His and Colby’s one-page request is in lieu of a petition due to the pandemic, Maloney said. The request is on selectmen’s Tuesday, Jan. 5 agenda, released Wednesday. The proposal lists a preference for a town vote, as part of the annual one in June. The proposed article seeks a committee of five “to evaluate the financial impact to the town of abolishing the high school grades ... and to tuition out the effected students.”
As proposed, if the article passes, the select board and school committee would each appoint one of its members to the committee; the town manager would appoint the other three members. The committee would report its progress to selectmen and the school committee every six months and complete its evaluation within 18 months of its first meeting.
If selectmen decide not to put the article on the town meeting warrant, the board could instead work with the school committee to appoint the panel, the request adds.
Colby, a past, multiple-term selectman, and Maloney said they are not trying to stop holding high school classes; the two said townspeople have been talking about it since Wiscasset left Sheepscot Valley Regional School Unit and agreed, for 10 years, to keep taking the district’s high school students.
Maloney is aware of no organized effort to stop holding high school classes. “I’m aware that many, many people would like to do that, and that a lot of people voted for getting out of the RSU with that in mind – that when the 10 years are up ... they would like to close (the high school).” He said he and Colby figured, “Why go through it and then maybe make a big mistake and pass it and find out we’re in financial trouble?”
Wiscasset’s financial challenges led it to research other possible changes in recent years, including to the police and ambulance departments, Colby noted. “And I think we need to do our due diligence (with this) before someone comes in and says ‘OK, let’s put a petition in to close the high school.’ We need to know the consequences of this,” she said. “And I think it could put a lot of the questions to rest. Let’s answer the questions that the people have.”
It would be a financial study, she reiterated.
Town Manager Dennis Simmons said in a phone interview Wednesday, he had no opinion on the request. “They asked me to put this before selectmen, and that’s what I’m doing. I haven’t encouraged it (or) discouraged it. I really haven’t asked any questions about it.”

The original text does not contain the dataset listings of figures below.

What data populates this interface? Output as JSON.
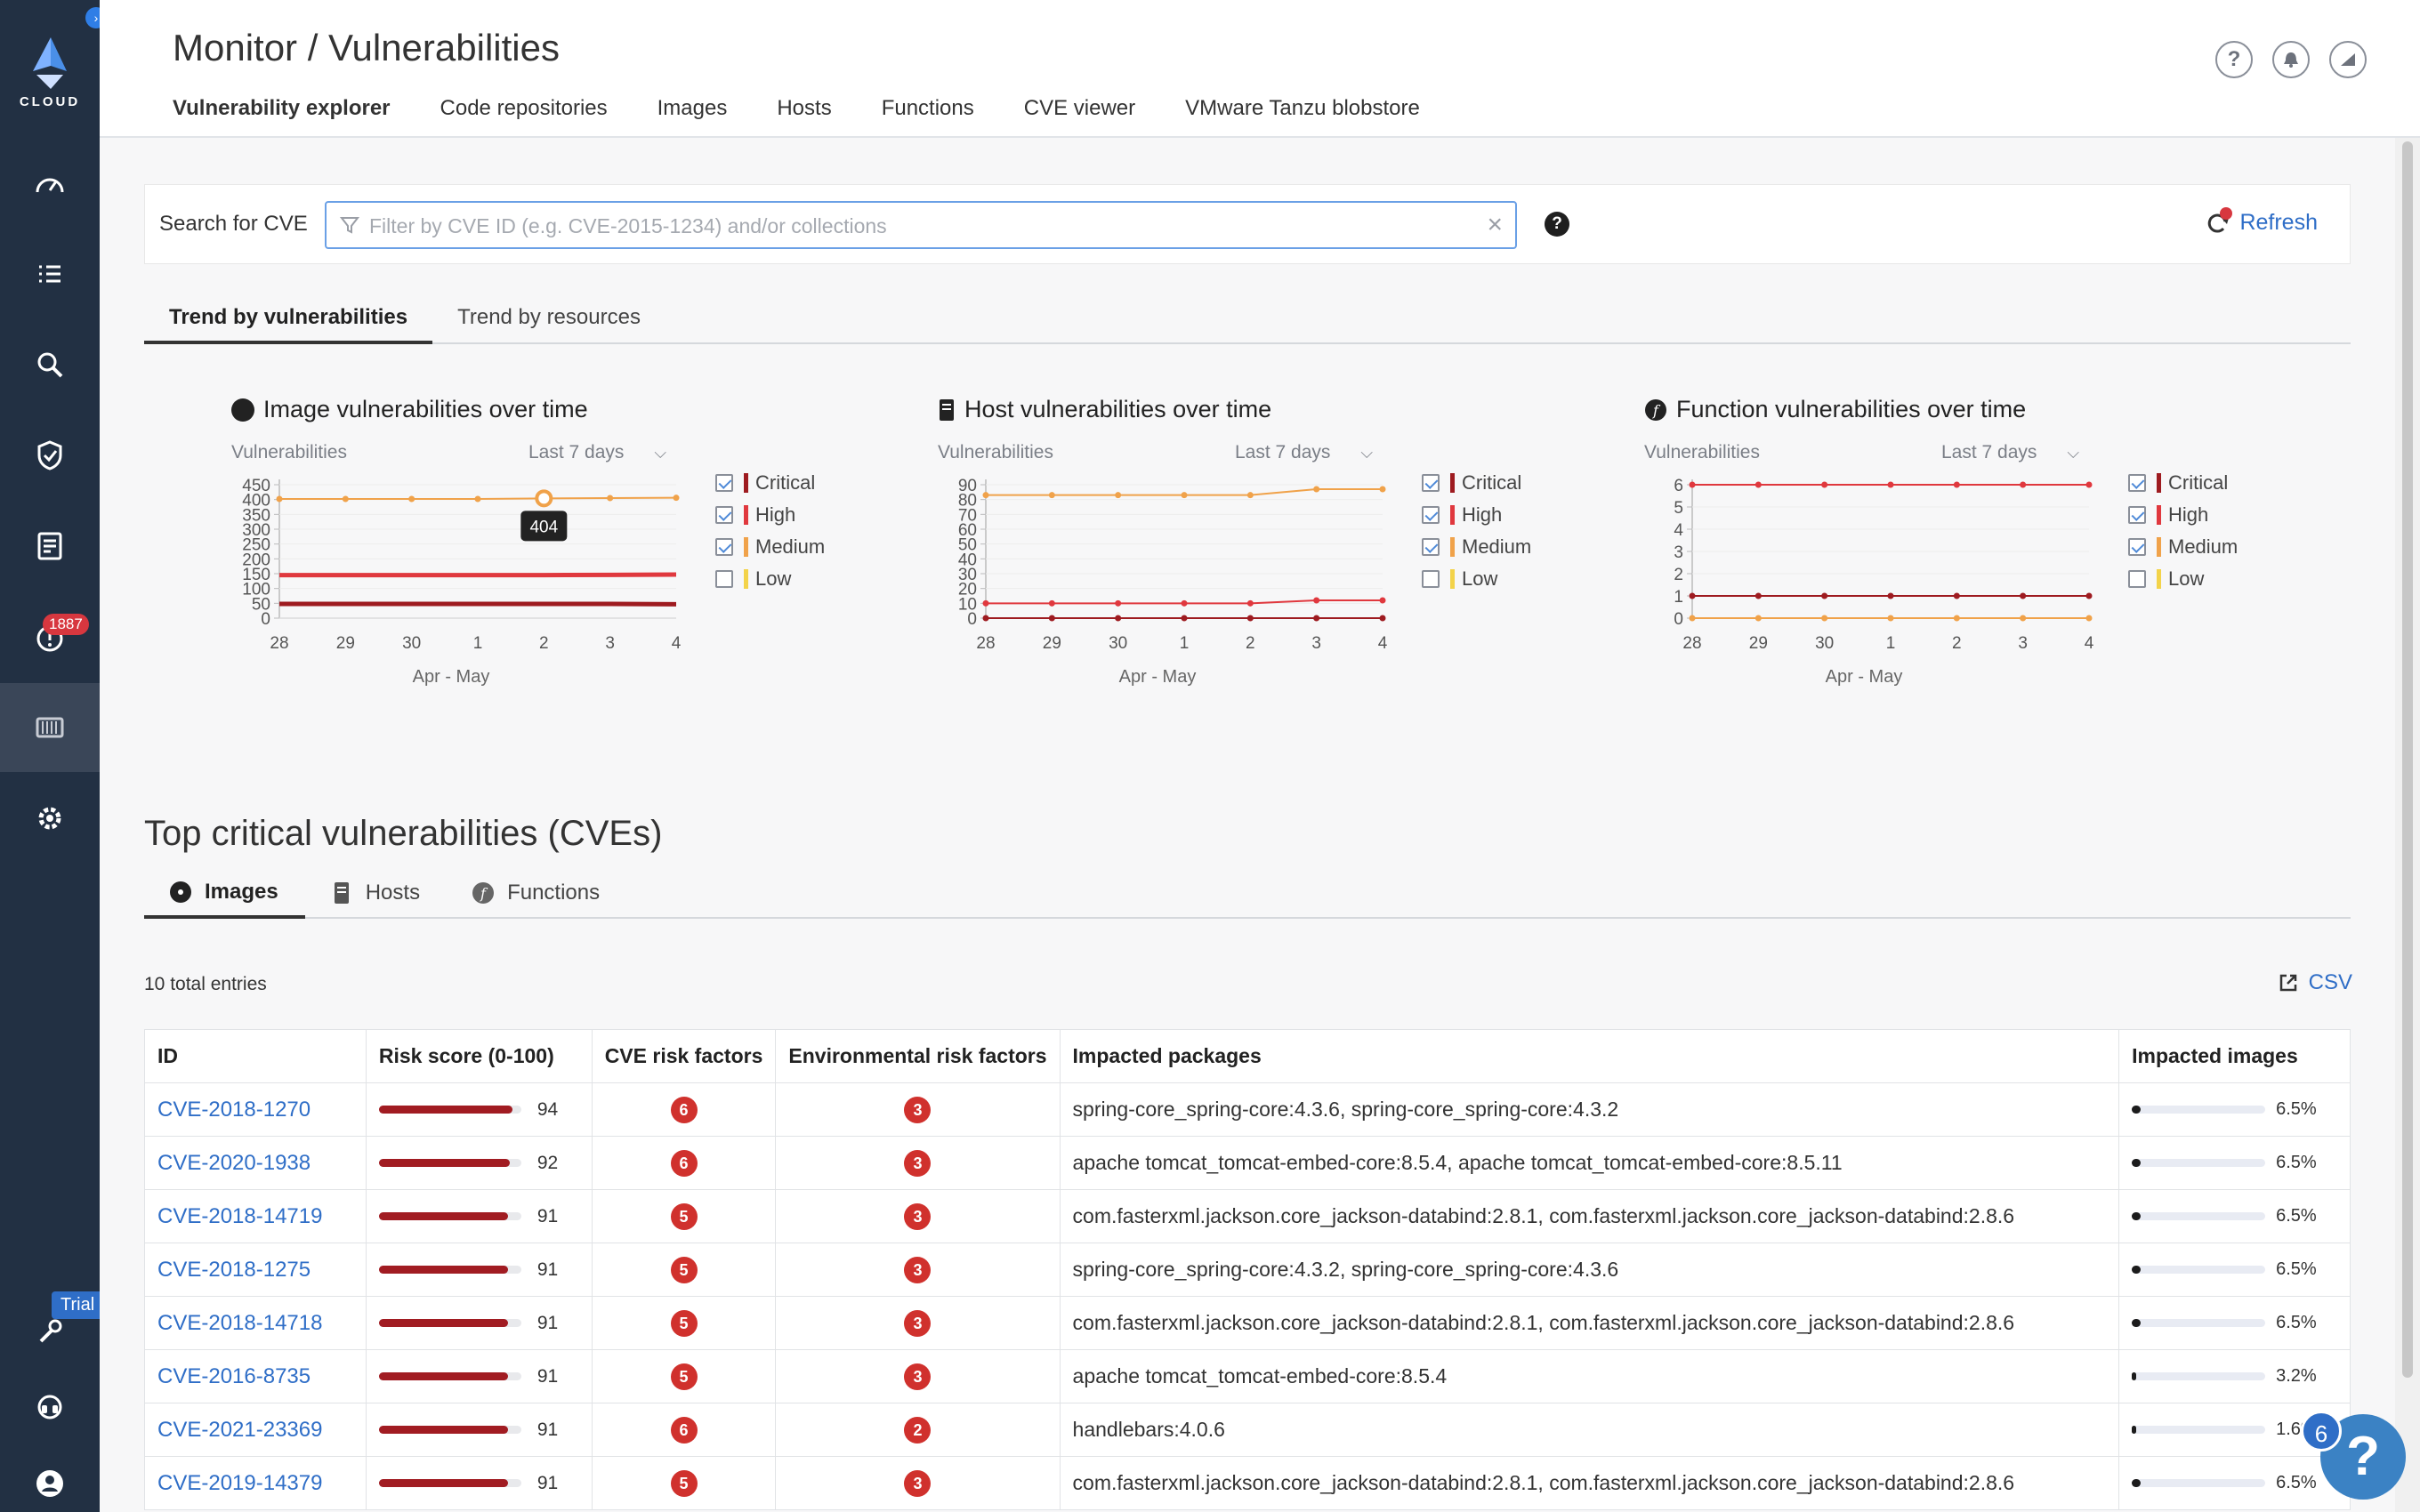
{
  "sidebar": {
    "logo_text": "CLOUD",
    "alerts_badge": "1887",
    "trial_badge": "Trial",
    "items": [
      "dashboard",
      "tasks",
      "search",
      "shield",
      "reports",
      "alerts",
      "containers",
      "settings",
      "tools",
      "support",
      "user"
    ]
  },
  "header": {
    "title": "Monitor / Vulnerabilities",
    "tabs": [
      {
        "label": "Vulnerability explorer",
        "active": true
      },
      {
        "label": "Code repositories"
      },
      {
        "label": "Images"
      },
      {
        "label": "Hosts"
      },
      {
        "label": "Functions"
      },
      {
        "label": "CVE viewer"
      },
      {
        "label": "VMware Tanzu blobstore"
      }
    ],
    "icons": [
      "help-icon",
      "bell-icon",
      "profile-icon"
    ],
    "help_glyph": "?"
  },
  "search": {
    "label": "Search for CVE",
    "placeholder": "Filter by CVE ID (e.g. CVE-2015-1234) and/or collections",
    "value": "",
    "refresh_label": "Refresh"
  },
  "trend_tabs": [
    {
      "label": "Trend by vulnerabilities",
      "active": true
    },
    {
      "label": "Trend by resources"
    }
  ],
  "legend": [
    "Critical",
    "High",
    "Medium",
    "Low"
  ],
  "legend_checked": [
    true,
    true,
    true,
    false
  ],
  "colors": {
    "critical": "#9e1b20",
    "high": "#e0383e",
    "medium": "#f0a24a",
    "low": "#f3d34a",
    "accent": "#2f7ee6",
    "sidebar": "#223043"
  },
  "chart_data": [
    {
      "type": "line",
      "title": "Image vulnerabilities over time",
      "ylabel": "Vulnerabilities",
      "range_label": "Last 7 days",
      "xlabel": "Apr - May",
      "x": [
        "28",
        "29",
        "30",
        "1",
        "2",
        "3",
        "4"
      ],
      "yticks": [
        0,
        50,
        100,
        150,
        200,
        250,
        300,
        350,
        400,
        450
      ],
      "ylim": [
        0,
        450
      ],
      "series": [
        {
          "name": "Critical",
          "values": [
            48,
            48,
            48,
            48,
            48,
            48,
            47
          ]
        },
        {
          "name": "High",
          "values": [
            145,
            145,
            145,
            145,
            145,
            146,
            147
          ]
        },
        {
          "name": "Medium",
          "values": [
            402,
            402,
            402,
            402,
            404,
            405,
            406
          ]
        }
      ],
      "tooltip": {
        "index": 4,
        "value": "404"
      }
    },
    {
      "type": "line",
      "title": "Host vulnerabilities over time",
      "ylabel": "Vulnerabilities",
      "range_label": "Last 7 days",
      "xlabel": "Apr - May",
      "x": [
        "28",
        "29",
        "30",
        "1",
        "2",
        "3",
        "4"
      ],
      "yticks": [
        0,
        10,
        20,
        30,
        40,
        50,
        60,
        70,
        80,
        90
      ],
      "ylim": [
        0,
        90
      ],
      "series": [
        {
          "name": "Critical",
          "values": [
            0,
            0,
            0,
            0,
            0,
            0,
            0
          ]
        },
        {
          "name": "High",
          "values": [
            10,
            10,
            10,
            10,
            10,
            12,
            12
          ]
        },
        {
          "name": "Medium",
          "values": [
            83,
            83,
            83,
            83,
            83,
            87,
            87
          ]
        }
      ]
    },
    {
      "type": "line",
      "title": "Function vulnerabilities over time",
      "ylabel": "Vulnerabilities",
      "range_label": "Last 7 days",
      "xlabel": "Apr - May",
      "x": [
        "28",
        "29",
        "30",
        "1",
        "2",
        "3",
        "4"
      ],
      "yticks": [
        0,
        1,
        2,
        3,
        4,
        5,
        6
      ],
      "ylim": [
        0,
        6
      ],
      "series": [
        {
          "name": "Critical",
          "values": [
            1,
            1,
            1,
            1,
            1,
            1,
            1
          ]
        },
        {
          "name": "High",
          "values": [
            6,
            6,
            6,
            6,
            6,
            6,
            6
          ]
        },
        {
          "name": "Medium",
          "values": [
            0,
            0,
            0,
            0,
            0,
            0,
            0
          ]
        }
      ]
    }
  ],
  "top": {
    "title": "Top critical vulnerabilities (CVEs)",
    "tabs": [
      {
        "label": "Images",
        "active": true
      },
      {
        "label": "Hosts"
      },
      {
        "label": "Functions"
      }
    ],
    "total_entries": "10 total entries",
    "csv_label": "CSV",
    "columns": [
      "ID",
      "Risk score (0-100)",
      "CVE risk factors",
      "Environmental risk factors",
      "Impacted packages",
      "Impacted images"
    ],
    "rows": [
      {
        "id": "CVE-2018-1270",
        "risk": 94,
        "cve_factors": "6",
        "env_factors": "3",
        "packages": "spring-core_spring-core:4.3.6, spring-core_spring-core:4.3.2",
        "impacted": "6.5%",
        "impacted_pct": 6.5
      },
      {
        "id": "CVE-2020-1938",
        "risk": 92,
        "cve_factors": "6",
        "env_factors": "3",
        "packages": "apache tomcat_tomcat-embed-core:8.5.4, apache tomcat_tomcat-embed-core:8.5.11",
        "impacted": "6.5%",
        "impacted_pct": 6.5
      },
      {
        "id": "CVE-2018-14719",
        "risk": 91,
        "cve_factors": "5",
        "env_factors": "3",
        "packages": "com.fasterxml.jackson.core_jackson-databind:2.8.1, com.fasterxml.jackson.core_jackson-databind:2.8.6",
        "impacted": "6.5%",
        "impacted_pct": 6.5
      },
      {
        "id": "CVE-2018-1275",
        "risk": 91,
        "cve_factors": "5",
        "env_factors": "3",
        "packages": "spring-core_spring-core:4.3.2, spring-core_spring-core:4.3.6",
        "impacted": "6.5%",
        "impacted_pct": 6.5
      },
      {
        "id": "CVE-2018-14718",
        "risk": 91,
        "cve_factors": "5",
        "env_factors": "3",
        "packages": "com.fasterxml.jackson.core_jackson-databind:2.8.1, com.fasterxml.jackson.core_jackson-databind:2.8.6",
        "impacted": "6.5%",
        "impacted_pct": 6.5
      },
      {
        "id": "CVE-2016-8735",
        "risk": 91,
        "cve_factors": "5",
        "env_factors": "3",
        "packages": "apache tomcat_tomcat-embed-core:8.5.4",
        "impacted": "3.2%",
        "impacted_pct": 3.2
      },
      {
        "id": "CVE-2021-23369",
        "risk": 91,
        "cve_factors": "6",
        "env_factors": "2",
        "packages": "handlebars:4.0.6",
        "impacted": "1.6%",
        "impacted_pct": 1.6
      },
      {
        "id": "CVE-2019-14379",
        "risk": 91,
        "cve_factors": "5",
        "env_factors": "3",
        "packages": "com.fasterxml.jackson.core_jackson-databind:2.8.1, com.fasterxml.jackson.core_jackson-databind:2.8.6",
        "impacted": "6.5%",
        "impacted_pct": 6.5
      }
    ]
  },
  "help_fab": {
    "glyph": "?",
    "count": "6"
  }
}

Simmons said he spoke with Superintendent of Schools Terry Wood, “but we didn’t discuss it beyond, ‘This is what’s happening.’ As of this moment, I’m just taking kind of a back seat on this and waiting to get some direction from the board and as to what their thoughts are and where they want to go with this.”
The board meets at 6 p.m. Tuesday via Zoom, at
https://us02web.zoom.us/j/83625653734?pwd=M1k5K1lwNnhlakhvR0tHQlJHQVArQT09. To join by phone, dial 1 646 558 8656. The meeting ID is 836 2565 3734; passcode, 911529
Wiscasset Newspaper has sought comment from Wood, SVRSU Superintendent of Schools Howard Tuttle, Wiscasset School Committee Chairman Michael Dunn and Wiscasset Middle High School Principal Charles Lomonte.